Researchers at Cornell designed a robot capable of making its own decisions.


If you need to grab a beer off the shelf from Tesco, what do you do?


Maybe you reach your arm up and grab the lager, or perhaps you need a bit of a booster, so you adjust your height by standing on your tip toes. Without thinking, you make a decision on how to solve the problem facing you, even if it requires some adjustment on your behalf.

Now, for the first time, robots can do the same.

Scientists at Cornell University have developed a self-configuring modular robot — a robot capable of reassembling itself from its different parts and  making its own decisions when faced with tasks in different environments.  

Researchers built a library into the robot, giving it 57 different types of way it could rearrange itself and 97 functions it could choose from. Such functions included picking items up and adjusting its arms to reach high places.

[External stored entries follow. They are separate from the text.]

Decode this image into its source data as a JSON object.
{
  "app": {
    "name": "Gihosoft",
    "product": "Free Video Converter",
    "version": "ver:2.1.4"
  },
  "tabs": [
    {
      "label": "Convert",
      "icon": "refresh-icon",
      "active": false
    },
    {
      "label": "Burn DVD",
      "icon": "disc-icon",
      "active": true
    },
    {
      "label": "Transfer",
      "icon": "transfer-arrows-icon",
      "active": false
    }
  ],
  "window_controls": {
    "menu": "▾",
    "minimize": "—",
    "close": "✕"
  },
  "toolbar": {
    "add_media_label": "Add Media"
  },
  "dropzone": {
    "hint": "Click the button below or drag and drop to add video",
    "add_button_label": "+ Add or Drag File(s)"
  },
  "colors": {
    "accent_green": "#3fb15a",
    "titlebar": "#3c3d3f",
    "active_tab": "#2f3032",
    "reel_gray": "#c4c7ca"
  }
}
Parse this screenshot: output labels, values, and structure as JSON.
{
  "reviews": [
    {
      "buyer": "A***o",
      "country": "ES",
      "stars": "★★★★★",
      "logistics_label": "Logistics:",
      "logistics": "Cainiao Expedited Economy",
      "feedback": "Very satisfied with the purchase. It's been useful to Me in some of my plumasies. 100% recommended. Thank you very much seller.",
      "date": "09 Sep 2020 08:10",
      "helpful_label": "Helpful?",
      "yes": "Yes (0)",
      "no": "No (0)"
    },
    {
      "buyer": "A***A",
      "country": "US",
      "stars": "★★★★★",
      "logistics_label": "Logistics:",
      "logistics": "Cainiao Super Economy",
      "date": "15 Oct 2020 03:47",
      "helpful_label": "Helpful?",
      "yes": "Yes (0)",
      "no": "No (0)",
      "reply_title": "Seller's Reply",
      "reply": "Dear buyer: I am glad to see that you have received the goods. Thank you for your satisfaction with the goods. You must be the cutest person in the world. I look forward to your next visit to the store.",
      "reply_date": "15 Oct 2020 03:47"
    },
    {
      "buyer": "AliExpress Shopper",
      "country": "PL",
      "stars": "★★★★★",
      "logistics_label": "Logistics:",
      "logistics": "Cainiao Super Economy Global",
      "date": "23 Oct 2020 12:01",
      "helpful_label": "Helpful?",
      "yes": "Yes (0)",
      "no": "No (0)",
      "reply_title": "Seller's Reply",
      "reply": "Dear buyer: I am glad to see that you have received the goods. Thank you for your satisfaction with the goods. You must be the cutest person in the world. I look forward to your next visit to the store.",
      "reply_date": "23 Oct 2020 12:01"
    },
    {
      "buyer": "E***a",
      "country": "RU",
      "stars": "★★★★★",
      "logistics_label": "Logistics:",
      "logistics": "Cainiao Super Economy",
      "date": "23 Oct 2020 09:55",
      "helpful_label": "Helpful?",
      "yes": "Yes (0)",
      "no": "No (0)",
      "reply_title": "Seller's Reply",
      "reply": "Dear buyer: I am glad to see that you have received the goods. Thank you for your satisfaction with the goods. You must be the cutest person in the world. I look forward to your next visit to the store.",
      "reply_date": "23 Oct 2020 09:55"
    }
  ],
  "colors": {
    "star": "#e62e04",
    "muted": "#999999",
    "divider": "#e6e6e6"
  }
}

When placed into an unknown environment, with a complex task, the shape-shifting robots were able to assess the environments and from its library, to decide how to respond. Such tasks included arranging colour-coded items into designated spots and placing a postage stamp on top of a high up box.

“I want to tell the robot what it should be doing, what its goals are, but not how it should be doing it,” principal researcher and associate professor in mechanical and aerospace engineering, Hadas Kress-Gazit, told the Cornwall Chronicle. “I don’t actually prescribe, ‘move to the left, change your shape.’ All these decisions are made autonomously by the robot.”

Most robots are only able to complete one task, like vacuuming our rubbish off the floor or assisting warehouse workers with moving boxes.  Even then, these robotic systems require users to command the machine for when and how to function.



But now that scientists have successfully created a robot machine that is capable of perceiving its environments and autonomously deciding how to respond, we may not be so far off from a world that is looking increasingly similar to Black Mirror.

Let’s just hope that no one tells the researchers behind the Boston Dynamics dog.